First up is Perkins’ latest prototype, which features trimmed-down square footage, carry-out windows, and a redesigned parking lot to simplify off-premises pick ups. Though Perkins has been known for its classic diner charm since its 1958 inception, a redesigned interior touts earth tones, a subway tile backsplash, and contemporary light fixtures that give the restaurant a refreshed, modernized look.
The updated format—which offers flexible buildout options and labor-saving technology—also lowers development costs for franchise owners, boosting investment returns. In 2021, the average net sales of the top 10 percent of the franchise system totaled approximately $2.9 million.
Earlier this year, Perkins began rolling out handheld tablets so servers can send orders to the kitchen instantly, speeding up the ordering process for both guests and staff members. Mobile credit card readers are also being installed, enabling guests to swipe credit or debit cards at their tables versus paying at the front of the restaurant in the brand’s traditional check-out process.
To capitalize off an increased stream of off-premises orders, Perkins recently launched “Bakery by Perkins,” a bakery-only delivery platform. Guests craving a caramel apple pie or slice of New York cheesecake can order their Perkins favorites directly on third-party delivery apps, including DoorDash, Uber Eats, and GrubHub.

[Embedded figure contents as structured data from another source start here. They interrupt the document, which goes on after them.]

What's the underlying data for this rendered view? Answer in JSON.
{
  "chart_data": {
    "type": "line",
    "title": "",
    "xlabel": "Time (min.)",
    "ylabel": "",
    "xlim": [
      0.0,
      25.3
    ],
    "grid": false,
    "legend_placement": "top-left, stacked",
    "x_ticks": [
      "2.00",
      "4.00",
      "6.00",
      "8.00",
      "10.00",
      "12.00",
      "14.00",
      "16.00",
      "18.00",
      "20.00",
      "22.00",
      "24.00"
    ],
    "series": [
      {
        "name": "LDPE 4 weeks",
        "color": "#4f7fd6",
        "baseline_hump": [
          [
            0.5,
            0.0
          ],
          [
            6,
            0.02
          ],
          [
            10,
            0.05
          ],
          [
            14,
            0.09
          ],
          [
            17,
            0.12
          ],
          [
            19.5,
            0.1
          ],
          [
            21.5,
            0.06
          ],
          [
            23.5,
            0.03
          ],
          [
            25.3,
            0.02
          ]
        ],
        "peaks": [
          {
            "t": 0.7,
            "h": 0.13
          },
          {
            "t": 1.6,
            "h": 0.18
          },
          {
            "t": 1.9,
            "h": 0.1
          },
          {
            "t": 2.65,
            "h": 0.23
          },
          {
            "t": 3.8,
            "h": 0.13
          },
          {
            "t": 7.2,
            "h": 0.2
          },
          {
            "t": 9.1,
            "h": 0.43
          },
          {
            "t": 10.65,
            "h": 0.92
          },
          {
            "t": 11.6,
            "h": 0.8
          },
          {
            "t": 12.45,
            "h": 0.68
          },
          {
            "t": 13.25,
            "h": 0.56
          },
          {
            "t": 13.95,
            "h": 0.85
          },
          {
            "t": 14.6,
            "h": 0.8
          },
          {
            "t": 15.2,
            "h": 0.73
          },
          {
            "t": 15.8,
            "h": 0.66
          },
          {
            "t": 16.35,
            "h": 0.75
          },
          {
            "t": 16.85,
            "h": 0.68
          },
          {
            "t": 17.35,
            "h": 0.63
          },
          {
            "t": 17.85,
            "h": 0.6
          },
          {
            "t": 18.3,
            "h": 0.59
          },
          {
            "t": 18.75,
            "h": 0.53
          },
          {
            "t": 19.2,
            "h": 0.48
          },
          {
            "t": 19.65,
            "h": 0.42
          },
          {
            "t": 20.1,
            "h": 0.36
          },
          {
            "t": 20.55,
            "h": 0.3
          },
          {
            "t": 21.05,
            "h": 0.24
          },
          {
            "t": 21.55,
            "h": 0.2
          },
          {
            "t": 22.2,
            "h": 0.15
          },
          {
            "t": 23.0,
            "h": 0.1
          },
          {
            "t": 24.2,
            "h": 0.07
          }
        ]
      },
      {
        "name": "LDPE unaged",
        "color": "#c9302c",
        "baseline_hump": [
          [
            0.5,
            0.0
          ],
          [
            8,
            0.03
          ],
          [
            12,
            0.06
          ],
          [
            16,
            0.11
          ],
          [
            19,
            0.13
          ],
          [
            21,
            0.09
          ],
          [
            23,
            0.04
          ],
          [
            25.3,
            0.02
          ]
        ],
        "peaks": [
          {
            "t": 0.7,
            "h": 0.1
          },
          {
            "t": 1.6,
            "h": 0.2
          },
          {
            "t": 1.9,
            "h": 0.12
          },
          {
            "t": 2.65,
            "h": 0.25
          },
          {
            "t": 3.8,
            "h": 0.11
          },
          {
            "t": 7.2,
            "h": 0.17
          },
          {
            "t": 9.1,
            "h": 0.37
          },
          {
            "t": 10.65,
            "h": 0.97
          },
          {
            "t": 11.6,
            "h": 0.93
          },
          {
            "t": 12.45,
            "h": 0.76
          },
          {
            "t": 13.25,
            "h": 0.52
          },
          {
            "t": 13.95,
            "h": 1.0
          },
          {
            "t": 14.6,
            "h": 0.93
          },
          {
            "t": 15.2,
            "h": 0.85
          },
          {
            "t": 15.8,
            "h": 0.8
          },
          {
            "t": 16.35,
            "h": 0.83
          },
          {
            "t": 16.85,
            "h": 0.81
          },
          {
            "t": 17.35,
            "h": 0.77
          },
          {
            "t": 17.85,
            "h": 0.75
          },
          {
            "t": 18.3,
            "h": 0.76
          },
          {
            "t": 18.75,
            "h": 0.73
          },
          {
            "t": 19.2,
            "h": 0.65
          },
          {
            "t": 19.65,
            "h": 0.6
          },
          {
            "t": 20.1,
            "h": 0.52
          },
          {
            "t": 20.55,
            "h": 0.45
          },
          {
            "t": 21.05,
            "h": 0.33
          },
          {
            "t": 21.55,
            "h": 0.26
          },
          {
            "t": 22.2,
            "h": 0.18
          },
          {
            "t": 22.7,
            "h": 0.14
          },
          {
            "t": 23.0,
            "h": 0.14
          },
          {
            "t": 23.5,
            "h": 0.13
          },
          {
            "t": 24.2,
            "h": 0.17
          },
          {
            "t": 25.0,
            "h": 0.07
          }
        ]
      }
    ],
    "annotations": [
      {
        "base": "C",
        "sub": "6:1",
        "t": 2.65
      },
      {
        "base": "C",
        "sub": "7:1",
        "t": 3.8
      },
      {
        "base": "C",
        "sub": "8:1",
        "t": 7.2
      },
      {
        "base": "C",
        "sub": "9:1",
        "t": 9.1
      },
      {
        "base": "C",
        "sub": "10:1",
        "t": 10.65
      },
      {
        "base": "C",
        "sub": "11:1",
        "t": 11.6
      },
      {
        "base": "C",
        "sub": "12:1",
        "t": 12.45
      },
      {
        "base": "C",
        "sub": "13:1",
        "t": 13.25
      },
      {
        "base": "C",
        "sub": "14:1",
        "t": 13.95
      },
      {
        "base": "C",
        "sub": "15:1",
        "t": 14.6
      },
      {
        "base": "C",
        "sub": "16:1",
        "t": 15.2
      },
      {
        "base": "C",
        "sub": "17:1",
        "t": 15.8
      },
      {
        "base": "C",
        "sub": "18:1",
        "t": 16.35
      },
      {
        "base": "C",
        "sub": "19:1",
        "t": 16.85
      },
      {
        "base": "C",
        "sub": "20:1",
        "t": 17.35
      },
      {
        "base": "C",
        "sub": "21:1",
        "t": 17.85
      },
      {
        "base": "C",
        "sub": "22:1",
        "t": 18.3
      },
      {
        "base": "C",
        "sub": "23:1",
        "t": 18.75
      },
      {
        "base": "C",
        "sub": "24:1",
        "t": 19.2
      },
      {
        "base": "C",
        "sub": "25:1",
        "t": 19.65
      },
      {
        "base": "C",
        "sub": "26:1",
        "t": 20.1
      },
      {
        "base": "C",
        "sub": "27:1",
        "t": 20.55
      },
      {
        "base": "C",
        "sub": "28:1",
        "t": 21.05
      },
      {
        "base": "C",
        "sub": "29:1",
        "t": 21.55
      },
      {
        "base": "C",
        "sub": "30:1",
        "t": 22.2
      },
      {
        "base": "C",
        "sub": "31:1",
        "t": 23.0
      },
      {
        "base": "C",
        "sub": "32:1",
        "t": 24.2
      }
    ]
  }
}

Perkins’ investment in off-premises is already paying off. Since its launch, Bakery by Perkins has driven incremental bakery transactions for the brand, increasing bakery sales by an average of 15 percent.
Additionally, Perkins recently incorporated famed virtual dining brand MrBeast Burger into 88 existing restaurants, with plans to be in more than 100 by the end of the year. MrBeast Burger came to life in November 2020, resulting from a partnership between Virtual Dining Concepts and Jimmy Donaldson, a 23-year-old YouTube creator. The virtual American burger brand has since partnered with full-service restaurants such as Buca di Beppo, Bertucci’s, and Bravo Italian Kitchens. This offers another source of revenue for Perkins franchisees, increasing the brand’s value proposition.
Perkins and sister concept Huddle House signed commitments for 32 restaurants in 2021, their best development performance in years—which included seven current operators bolstering their portfolios across nine states. Huddle House acquired Perkins out of bankruptcy in September 2019 under the Ascent Hospitality Management umbrella.
“Due to the prototype announcement happening this year, we have two prototypes of the Perkins locations up and running, with hopes of many more in the years to come,” says Peter Ortiz, chief development officer for Ascent Hospitality Management.
Jeff Warne, former president and CEO of Perkins since 2012, recently left to join California Pizza Kitchen as CEO. Michael Abt, CEO of Ascent, now leads both Perkins and Huddle House. – Source: FSR.